11月27日付けロイターによれば、25日、インドネシアのバンバン・ブロジョネゴロ財務相は中国主導のアジアインフラ投資銀行(AIIB)参加に関する覚書に署名した。ブロジョネゴロ財務相は声明で「インドネシアはAIIBの提案を高く評価し、準備作業に積極的に関わっている」と述べた。

 すでに中国は関係21カ国と10月25日付けで『アジアインフラ投資銀行創設準備に関する政府間枠組覚書』(MOU)を締結しているが、その中にインドネシアは入っておらず保留されていたものだ。

日本主導のアジア開発銀行に挑戦状? AIIBで中国が狙うもの

 AIIBの設立に必死になっているのは間違いなく中国だ。まず北京開催のAPEC首脳会議に向け10月25日にMOUに署名した国々は、バングラデシュ、ブルネイ、カンボジア、中国、インド、カザフスタン、クウェート、ラオス、マレーシア、モンゴル、ミャンマー、ネパール、オマーン、パキスタン、フィリピン、カタール、シンガポール、スリランカ、タイ、ウズベキスタン、ベトナムの21カ国である。

 AIIB構想はインフラを整備していきたい新興諸国にとって資金調達面でメリットがある。そこからインフラ整備資金を低利で借りることができれば、既存の国際機関からの融資や市場からの調達以外に新たな資金調達チャネルを確保できることになる。

 中国はAIIBを新たに設置することで自らの影響力を最大化し、日本主導のアジア開発銀行(ADB)と競うつもりであろう。

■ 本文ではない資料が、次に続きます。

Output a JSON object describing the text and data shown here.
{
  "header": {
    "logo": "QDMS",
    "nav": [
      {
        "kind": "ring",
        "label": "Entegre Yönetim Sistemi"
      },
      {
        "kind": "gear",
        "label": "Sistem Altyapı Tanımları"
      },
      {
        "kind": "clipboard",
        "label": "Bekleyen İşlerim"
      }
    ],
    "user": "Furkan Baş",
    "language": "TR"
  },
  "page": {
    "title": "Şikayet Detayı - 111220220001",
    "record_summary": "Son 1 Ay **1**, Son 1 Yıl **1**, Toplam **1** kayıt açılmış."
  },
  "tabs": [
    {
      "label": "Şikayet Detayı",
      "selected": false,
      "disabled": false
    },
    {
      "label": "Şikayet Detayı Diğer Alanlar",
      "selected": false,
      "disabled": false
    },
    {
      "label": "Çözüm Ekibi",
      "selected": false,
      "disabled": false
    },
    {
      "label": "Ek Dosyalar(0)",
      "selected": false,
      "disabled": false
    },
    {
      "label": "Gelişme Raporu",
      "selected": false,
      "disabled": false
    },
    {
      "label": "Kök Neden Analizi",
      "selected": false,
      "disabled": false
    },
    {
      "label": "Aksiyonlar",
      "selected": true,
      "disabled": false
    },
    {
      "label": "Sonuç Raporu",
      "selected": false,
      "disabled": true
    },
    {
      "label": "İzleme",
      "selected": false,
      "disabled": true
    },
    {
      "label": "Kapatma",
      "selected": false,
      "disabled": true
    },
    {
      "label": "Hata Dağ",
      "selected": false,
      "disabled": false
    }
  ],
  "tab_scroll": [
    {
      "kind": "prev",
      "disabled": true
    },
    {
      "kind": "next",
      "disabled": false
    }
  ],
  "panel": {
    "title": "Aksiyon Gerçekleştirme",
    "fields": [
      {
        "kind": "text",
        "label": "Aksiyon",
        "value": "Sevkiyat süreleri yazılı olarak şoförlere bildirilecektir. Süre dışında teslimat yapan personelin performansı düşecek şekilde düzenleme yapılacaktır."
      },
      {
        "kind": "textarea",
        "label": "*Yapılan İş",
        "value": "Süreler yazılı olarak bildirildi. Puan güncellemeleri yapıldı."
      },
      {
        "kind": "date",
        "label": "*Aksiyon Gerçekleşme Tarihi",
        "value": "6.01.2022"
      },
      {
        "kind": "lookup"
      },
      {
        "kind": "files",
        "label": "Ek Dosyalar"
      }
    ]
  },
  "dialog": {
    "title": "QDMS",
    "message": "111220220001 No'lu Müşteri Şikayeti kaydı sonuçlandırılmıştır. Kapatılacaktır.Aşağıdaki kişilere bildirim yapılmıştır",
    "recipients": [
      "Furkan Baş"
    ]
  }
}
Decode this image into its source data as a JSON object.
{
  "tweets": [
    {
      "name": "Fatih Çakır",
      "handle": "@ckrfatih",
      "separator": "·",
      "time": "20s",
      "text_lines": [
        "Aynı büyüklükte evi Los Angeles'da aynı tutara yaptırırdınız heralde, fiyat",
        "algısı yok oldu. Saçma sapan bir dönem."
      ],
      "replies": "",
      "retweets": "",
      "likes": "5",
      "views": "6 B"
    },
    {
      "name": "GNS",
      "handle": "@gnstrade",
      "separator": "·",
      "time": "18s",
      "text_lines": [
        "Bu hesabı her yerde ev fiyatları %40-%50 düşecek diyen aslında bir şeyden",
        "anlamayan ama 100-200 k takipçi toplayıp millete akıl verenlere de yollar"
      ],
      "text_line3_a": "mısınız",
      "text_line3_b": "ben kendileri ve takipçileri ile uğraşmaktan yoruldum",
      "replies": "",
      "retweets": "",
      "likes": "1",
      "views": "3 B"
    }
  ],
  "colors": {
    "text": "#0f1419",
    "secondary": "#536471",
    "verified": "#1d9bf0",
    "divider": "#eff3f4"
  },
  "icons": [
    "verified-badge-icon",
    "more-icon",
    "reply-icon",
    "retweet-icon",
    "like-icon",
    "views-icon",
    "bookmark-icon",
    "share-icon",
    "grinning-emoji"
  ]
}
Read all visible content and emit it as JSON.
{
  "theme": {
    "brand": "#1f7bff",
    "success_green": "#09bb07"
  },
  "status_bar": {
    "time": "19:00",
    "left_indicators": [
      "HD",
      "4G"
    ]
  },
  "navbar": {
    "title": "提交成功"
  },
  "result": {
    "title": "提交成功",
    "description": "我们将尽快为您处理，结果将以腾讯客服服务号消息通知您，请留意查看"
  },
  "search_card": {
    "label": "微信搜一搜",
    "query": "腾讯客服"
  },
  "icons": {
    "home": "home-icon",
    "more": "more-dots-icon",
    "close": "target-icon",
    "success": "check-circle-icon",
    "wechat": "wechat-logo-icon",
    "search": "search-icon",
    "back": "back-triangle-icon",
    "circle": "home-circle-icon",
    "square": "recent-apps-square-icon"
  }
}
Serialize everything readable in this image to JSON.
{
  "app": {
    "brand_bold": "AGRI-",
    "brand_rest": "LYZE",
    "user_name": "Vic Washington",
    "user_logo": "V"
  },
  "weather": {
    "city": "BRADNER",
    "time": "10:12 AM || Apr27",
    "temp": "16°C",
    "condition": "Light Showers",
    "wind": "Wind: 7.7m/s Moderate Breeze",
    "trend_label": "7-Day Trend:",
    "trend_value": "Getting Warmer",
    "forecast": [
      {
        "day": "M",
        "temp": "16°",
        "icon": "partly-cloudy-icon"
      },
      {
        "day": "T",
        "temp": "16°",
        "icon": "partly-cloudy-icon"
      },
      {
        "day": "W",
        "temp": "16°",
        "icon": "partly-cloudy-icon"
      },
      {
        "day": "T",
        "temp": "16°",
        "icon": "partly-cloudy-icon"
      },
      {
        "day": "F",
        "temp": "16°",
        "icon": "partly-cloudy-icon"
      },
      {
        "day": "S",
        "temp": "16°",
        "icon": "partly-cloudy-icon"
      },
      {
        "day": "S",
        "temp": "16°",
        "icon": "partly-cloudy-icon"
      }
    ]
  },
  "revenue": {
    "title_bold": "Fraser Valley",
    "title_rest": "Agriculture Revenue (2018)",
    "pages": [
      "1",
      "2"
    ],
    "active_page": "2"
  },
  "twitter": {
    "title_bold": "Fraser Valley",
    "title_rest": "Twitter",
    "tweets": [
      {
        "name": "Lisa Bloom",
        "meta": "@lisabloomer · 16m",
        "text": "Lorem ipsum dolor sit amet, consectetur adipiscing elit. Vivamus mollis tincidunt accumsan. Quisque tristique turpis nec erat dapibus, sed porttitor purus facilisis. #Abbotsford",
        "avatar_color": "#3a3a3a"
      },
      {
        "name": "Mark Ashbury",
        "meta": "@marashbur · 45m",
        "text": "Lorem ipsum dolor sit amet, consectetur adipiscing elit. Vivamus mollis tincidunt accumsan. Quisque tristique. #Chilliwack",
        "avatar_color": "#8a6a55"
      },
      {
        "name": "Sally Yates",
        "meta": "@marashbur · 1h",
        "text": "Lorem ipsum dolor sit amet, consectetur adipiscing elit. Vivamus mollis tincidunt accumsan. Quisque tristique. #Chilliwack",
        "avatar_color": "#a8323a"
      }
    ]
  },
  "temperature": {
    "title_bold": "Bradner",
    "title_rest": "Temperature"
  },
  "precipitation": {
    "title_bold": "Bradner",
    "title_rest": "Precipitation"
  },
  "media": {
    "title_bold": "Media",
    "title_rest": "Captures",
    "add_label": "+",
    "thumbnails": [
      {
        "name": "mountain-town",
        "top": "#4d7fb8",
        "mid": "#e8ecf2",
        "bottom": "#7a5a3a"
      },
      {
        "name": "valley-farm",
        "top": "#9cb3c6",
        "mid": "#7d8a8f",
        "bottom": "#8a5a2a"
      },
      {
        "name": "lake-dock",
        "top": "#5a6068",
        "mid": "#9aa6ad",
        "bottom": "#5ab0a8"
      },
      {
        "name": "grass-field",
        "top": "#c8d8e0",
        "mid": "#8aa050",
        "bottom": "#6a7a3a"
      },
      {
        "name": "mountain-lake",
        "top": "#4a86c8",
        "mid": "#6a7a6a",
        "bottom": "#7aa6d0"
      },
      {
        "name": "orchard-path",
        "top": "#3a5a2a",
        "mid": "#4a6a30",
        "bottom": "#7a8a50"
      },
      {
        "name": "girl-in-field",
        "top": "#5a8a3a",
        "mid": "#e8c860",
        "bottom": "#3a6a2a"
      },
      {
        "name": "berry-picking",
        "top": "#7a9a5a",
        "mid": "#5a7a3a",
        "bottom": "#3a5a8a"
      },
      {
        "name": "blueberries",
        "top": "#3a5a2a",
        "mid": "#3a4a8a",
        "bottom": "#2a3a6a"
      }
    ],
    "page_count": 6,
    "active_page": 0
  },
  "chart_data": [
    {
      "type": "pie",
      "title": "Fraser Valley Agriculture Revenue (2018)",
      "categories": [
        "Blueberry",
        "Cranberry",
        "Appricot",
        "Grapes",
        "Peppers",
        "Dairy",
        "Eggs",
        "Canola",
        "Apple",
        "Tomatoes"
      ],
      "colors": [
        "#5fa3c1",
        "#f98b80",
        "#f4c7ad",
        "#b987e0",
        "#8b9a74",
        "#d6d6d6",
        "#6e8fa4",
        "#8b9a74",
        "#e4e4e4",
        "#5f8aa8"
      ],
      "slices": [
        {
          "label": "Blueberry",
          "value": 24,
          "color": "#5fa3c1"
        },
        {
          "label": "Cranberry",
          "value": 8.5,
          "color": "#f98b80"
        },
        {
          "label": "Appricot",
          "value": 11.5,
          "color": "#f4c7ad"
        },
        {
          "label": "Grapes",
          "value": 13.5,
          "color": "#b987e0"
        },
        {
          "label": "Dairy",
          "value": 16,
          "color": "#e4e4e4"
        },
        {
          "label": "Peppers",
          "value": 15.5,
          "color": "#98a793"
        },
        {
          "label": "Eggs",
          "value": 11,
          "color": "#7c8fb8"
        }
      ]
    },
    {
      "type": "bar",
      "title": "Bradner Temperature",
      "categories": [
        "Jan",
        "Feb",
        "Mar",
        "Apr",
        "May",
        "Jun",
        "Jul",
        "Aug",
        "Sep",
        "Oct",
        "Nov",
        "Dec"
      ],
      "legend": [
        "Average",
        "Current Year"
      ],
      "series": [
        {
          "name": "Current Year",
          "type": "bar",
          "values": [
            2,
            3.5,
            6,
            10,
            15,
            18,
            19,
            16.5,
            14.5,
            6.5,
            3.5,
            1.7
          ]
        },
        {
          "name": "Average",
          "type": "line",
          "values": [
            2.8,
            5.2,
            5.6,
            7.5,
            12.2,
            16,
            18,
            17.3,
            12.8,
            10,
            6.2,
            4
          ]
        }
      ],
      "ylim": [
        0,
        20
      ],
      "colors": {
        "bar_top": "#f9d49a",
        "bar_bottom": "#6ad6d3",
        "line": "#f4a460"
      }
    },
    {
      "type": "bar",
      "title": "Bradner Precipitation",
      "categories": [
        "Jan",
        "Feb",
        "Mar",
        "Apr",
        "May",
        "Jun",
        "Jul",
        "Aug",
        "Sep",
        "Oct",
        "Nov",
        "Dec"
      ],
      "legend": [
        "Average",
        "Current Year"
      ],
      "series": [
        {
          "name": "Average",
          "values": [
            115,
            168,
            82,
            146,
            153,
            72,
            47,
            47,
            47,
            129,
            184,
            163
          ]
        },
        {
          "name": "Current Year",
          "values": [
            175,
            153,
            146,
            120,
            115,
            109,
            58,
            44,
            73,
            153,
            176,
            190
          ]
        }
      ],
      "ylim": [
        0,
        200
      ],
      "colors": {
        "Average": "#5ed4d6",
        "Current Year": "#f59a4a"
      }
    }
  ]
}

 新興諸国への投資は中国の国益に適う上に、アジアにおける影響力の拡大も期待できる。また同地域のインフラ建設受注を中国企業に獲得させることも狙える。さらに、AIIBでは各国自国通貨建ての貿易・投融資や資金調達を推進することが想定されており、人民元はその中核となり得るだろう。

 AIIB実現は、ウィンウィンの関係が構築できるかにかかっている。公正・公平な制度を構築し、透明性のある情報開示を行うことも重要だ。少なくともADB等、既存の国際金融機関との役割分担を明らかにし、それらと協調する姿勢が不可欠ではないだろうか。

 しかし、AIIBは「中国の中国による中国のための国際金融機関」となるのではとの懸念は拭い切れない。中国が暴走すれば歯止めがきかないリスクも否定できないが、それでも、インドネシアを含め22カ国がすでに中国とのMOUに署名している。